Bécquer, 150 años

La pintura y los Bécquer

  • Sólo el deceso de ambos en 1870 interrumpió el estrecho lazo afectivo de Valeriano y Gustavo Adolfo, los hijos del artista José Domínguez Bécquer

Valeriano Bécquer retratado por Alfredo Perea.

Valeriano Bécquer retratado por Alfredo Perea.

Los hermanos Bécquer fueron hijos del pintor José Domínguez Bécquer, coetáneo y amigo de Antonio María Esquivel y tributario del paisajismo urbano que David Roberts trajo a Sevilla a comienzos del XIX. Esto explica, por sí mismo, tanto la pericia plástica de ambos hermanos como la probidad con que Gustavo Adolfo sabe enjuiciar la pintura. También explica con facilidad el hecho de que Valeriano firmara como Domínguez Bécquer, siguiendo el ejemplo de su padre, mientras su hermano, inclinado a la literatura romántica, escogió la sonoridad y la alcurnia gótica de sus antepasados germanos, flamencos o valones. Hay otro hecho, no obstante, que pudiera explicarse por el oficio pictórico del padre, así como por su desaparición prematura. Me refiero al estrecho lazo afectivo entre ambos hermanos, sólo interrumpido por la muerte, y al modo en que dicha orfandad cobró cuerpo, mediante la pintura.

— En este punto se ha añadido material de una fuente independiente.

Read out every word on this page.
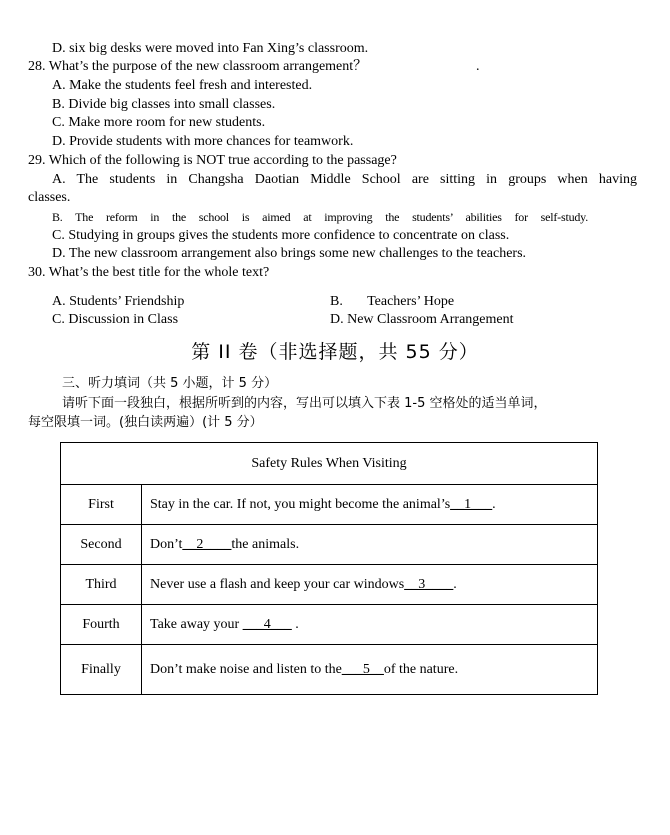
D. six big desks were moved into Fan Xing’s classroom.
28. What’s the purpose of the new classroom arrangement？	.
A. Make the students feel fresh and interested.
B. Divide big classes into small classes.
C. Make more room for new students.
D. Provide students with more chances for teamwork.
29. Which of the following is NOT true according to the passage?
A. The students in Changsha Daotian Middle School are sitting in groups when having
classes.
B. The reform in the school is aimed at improving the students’ abilities for self-study.
C. Studying in groups gives the students more confidence to concentrate on class.
D. The new classroom arrangement also brings some new challenges to the teachers.
30. What’s the best title for the whole text?
A. Students’ Friendship	B.       Teachers’ Hope
C. Discussion in Class	D. New Classroom Arrangement
第 II 卷（非选择题，共 55 分）
三、听力填词（共 5 小题，计 5 分）
请听下面一段独白，根据所听到的内容，写出可以填入下表 1-5 空格处的适当单词，
每空限填一词。(独白读两遍）(计 5 分）
Safety Rules When Visiting	
First	Stay in the car. If not, you might become the animal’s__1___.
Second	Don’t__2____the animals.
Third	Never use a flash and keep your car windows__3____.
Fourth	Take away your ___4___ .
Finally	Don’t make noise and listen to the___5__of the nature.
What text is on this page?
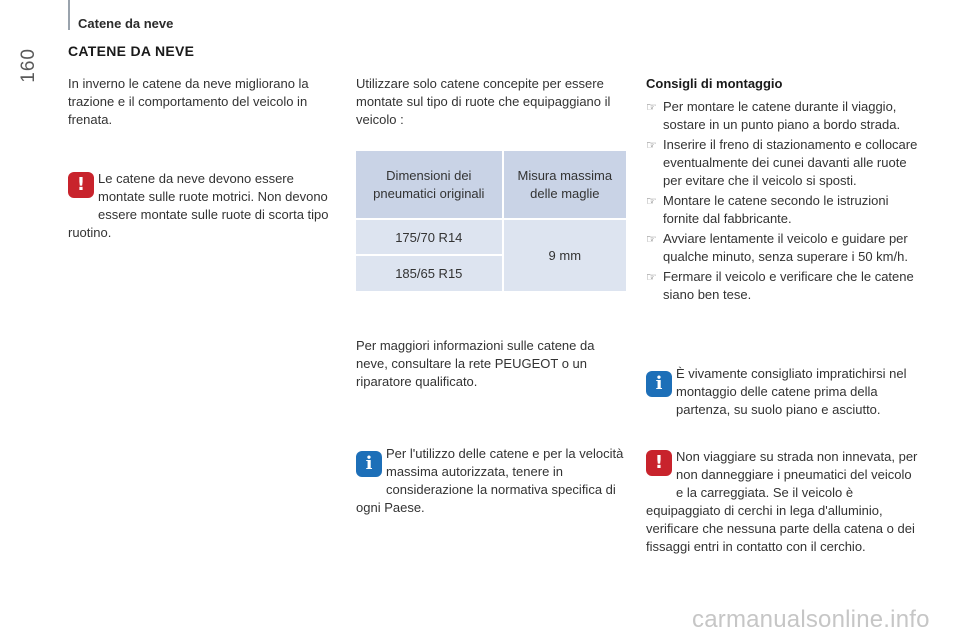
160
Catene da neve
CATENE DA NEVE

In inverno le catene da neve migliorano la trazione e il comportamento del veicolo in frenata.

! Le catene da neve devono essere montate sulle ruote motrici. Non devono essere montate sulle ruote di scorta tipo ruotino.

Utilizzare solo catene concepite per essere montate sul tipo di ruote che equipaggiano il veicolo :

Dimensioni dei pneumatici originali	Misura massima delle maglie
175/70 R14	9 mm
185/65 R15	

Per maggiori informazioni sulle catene da neve, consultare la rete PEUGEOT o un riparatore qualificato.

i	Per l'utilizzo delle catene e per la velocità massima autorizzata, tenere in considerazione la normativa specifica di ogni Paese.
Consigli di montaggio
☞ Per montare le catene durante il viaggio, sostare in un punto piano a bordo strada.
☞ Inserire il freno di stazionamento e collocare eventualmente dei cunei davanti alle ruote per evitare che il veicolo si sposti.
☞ Montare le catene secondo le istruzioni fornite dal fabbricante.
☞ Avviare lentamente il veicolo e guidare per qualche minuto, senza superare i 50 km/h.
☞ Fermare il veicolo e verificare che le catene siano ben tese.
i	È vivamente consigliato impratichirsi nel montaggio delle catene prima della partenza, su suolo piano e asciutto.
! Non viaggiare su strada non innevata, per non danneggiare i pneumatici del veicolo e la carreggiata. Se il veicolo è equipaggiato di cerchi in lega d'alluminio, verificare che nessuna parte della catena o dei fissaggi entri in contatto con il cerchio.
carmanualsonline.info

Pedro Alfageme y Jesús Rubio tienen explicada suficientemente la tradición pictórica en la que se inserta Valeriano Bécquer. Tradición que incluye, naturalmente, a su padre, así como a sus posteriores maestros, Antonio Cabral Bejarano y su tío Joaquín Domínguez Bécquer. Tradición que incluye, en primer término, el doble magisterio de Murillo, tanto en lo que concierne a la profundidad ambarina de sus lienzos, como a su atención a lo popular, que le será decisiva en su pintura de madurez, cuando el Ministerio de Fomento le encargue fijar las costumbres españolas. Como es lógico, al llegar a Madrid, Valeriano conocerá la pintura de Velázquez, así como la soberbia y acuciosa pintura de Goya. De modo que su obra vendría ahormada, en adelante, no sólo por la vocación realista (origen de un delicado retratismo); sino por la impronta de lo popular, hendida por lo humorístico. Vale decir, por lo caricaturesco.

'Un leñador en las cercanías del Burgo de Osma' (1866) de Valeriano Domínguez Bécquer 'Un leñador en las cercanías del Burgo de Osma' (1866) de Valeriano Domínguez Bécquer

'Un leñador en las cercanías del Burgo de Osma' (1866) de Valeriano Domínguez Bécquer / Museo del Prado

Este mismo ejercicio de la caricatura, tan ligado a la prensa, es el que hará que, tiempo más tarde, se le atribuya a los hermanos Bécquer la autoría de Los borbones en pelota, firmado por Sem. Hoy parece probado que detrás de Sem, pseudónimo que habían utilizado los Bécquer como ilustradores del Gil Blas, se ocultaba Francisco Ortego, dibujante de ideas republicanas y anticlericales, y amigo de ambos hermanos. Lo cual vuelve a poner de relieve la vocación pictórica de los Bécquer (recuérdense, por ejemplo, las Bizarreries de Gustavo Adolfo), pero también su estrecha colaboración artística, fruto de una convicción que es también el pilar estético sobre el que reposa el XIX: la íntima convicción de que la pintura y la música expresan de un modo más completo, de una manera más íntima, la realidad poética del mundo. De ahí cabe deducir que, en el binomio Valeriano/Gustavo, sobre la mayoría de edad de Valeriano, triunfó el fondo heredado, tanto de la tradición estética del siglo, como del linaje pictórico y humano al que pertenecieron.

Es así como obtenemos un doble e inesperado retrato: Gustavo elogiando la pintura de su hermano como forma superior de intelección, más audaz y penetrante que la palabra; y Valeriano retratando a Gustavo mientras pinta, insertándose ambos en esa onda mayor de quienes conocen o se allegan con lo inefable.